I loved them all with a love that was without fear or obligation, because they accepted me, didn’t expect me to be anything other than myself. They were happy with me; because when I was with them I didn’t feel inferior. And perhaps it was also because, deep inside, I secretly enjoyed feeling superior to them. I don’t know if love is the right word, but for the first time since my childhood I felt relaxed, at ease and happy. Mother would call it ‘the happiness of pigs’. This island where people made do and were happy with small, simple things was a refuge far from the cruel adult world.

Their baby would be born in this sanctuary and grow up in safety. The flames of a world set on fire would not reach them; nobody would be able to hurt him or push him around. Their child would not have to share the fate of the one behind barbed wire in Iraq whose wounded captive father with the sack over his head had tried to protect him so frantically and hopelessly.
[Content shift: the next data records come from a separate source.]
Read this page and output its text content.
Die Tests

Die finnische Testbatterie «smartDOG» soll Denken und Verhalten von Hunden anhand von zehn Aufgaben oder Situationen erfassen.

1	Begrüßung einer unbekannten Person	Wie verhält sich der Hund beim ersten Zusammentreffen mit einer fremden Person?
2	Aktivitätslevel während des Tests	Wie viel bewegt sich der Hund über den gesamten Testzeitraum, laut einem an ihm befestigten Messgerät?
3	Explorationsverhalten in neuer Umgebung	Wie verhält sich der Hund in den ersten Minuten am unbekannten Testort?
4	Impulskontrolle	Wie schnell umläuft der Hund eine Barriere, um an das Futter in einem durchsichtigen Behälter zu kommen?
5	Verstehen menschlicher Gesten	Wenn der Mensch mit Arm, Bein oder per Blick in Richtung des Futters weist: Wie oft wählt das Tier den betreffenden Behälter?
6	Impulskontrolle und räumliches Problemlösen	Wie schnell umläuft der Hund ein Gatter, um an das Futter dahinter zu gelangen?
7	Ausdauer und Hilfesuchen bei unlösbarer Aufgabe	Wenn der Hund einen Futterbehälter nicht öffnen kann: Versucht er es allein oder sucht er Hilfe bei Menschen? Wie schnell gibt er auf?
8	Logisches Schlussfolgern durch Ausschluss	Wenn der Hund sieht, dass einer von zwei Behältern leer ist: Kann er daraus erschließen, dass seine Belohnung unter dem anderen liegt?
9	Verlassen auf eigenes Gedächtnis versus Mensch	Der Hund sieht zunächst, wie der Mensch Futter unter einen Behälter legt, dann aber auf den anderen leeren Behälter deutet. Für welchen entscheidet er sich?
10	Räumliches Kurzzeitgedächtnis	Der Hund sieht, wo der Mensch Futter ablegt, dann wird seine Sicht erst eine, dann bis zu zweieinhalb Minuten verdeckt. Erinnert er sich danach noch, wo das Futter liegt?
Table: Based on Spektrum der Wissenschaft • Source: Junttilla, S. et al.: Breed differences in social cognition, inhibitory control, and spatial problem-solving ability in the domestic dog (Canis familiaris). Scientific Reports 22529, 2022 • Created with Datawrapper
He would not feel the weight of the world’s suffering or humanity’s sins. He would not have to account for them. Nobody would force him to settle this account or weigh down his conscience. He would be as natural as a beautiful animal, free as nature — and be himself.

Then Bjørn was born. It was three days after the Gasthaus’s white-faced, blue-eyed Alaskan husky gave birth to two beautiful puppies; the day that the fishermen had succeeded in rescuing baby whales beached on the shores of the island and floating them back out to sea. When the grandfather, Ulla’s Bestefar, who was anxiously waiting at the door of the delivery room heard the baby’s first cry, the cry of life, he shouted with joy, ‘There! Another baby has been rescued today!’ He was even happier when he found out it was a boy. He said, ‘Let his name be Bjørn’, without consulting anyone. It was then that Deniz realized they hadn’t thought of a name for the infant. Bjørn was a good name — so why not? In that language, the bear was the symbol of strength, of nature. Why not?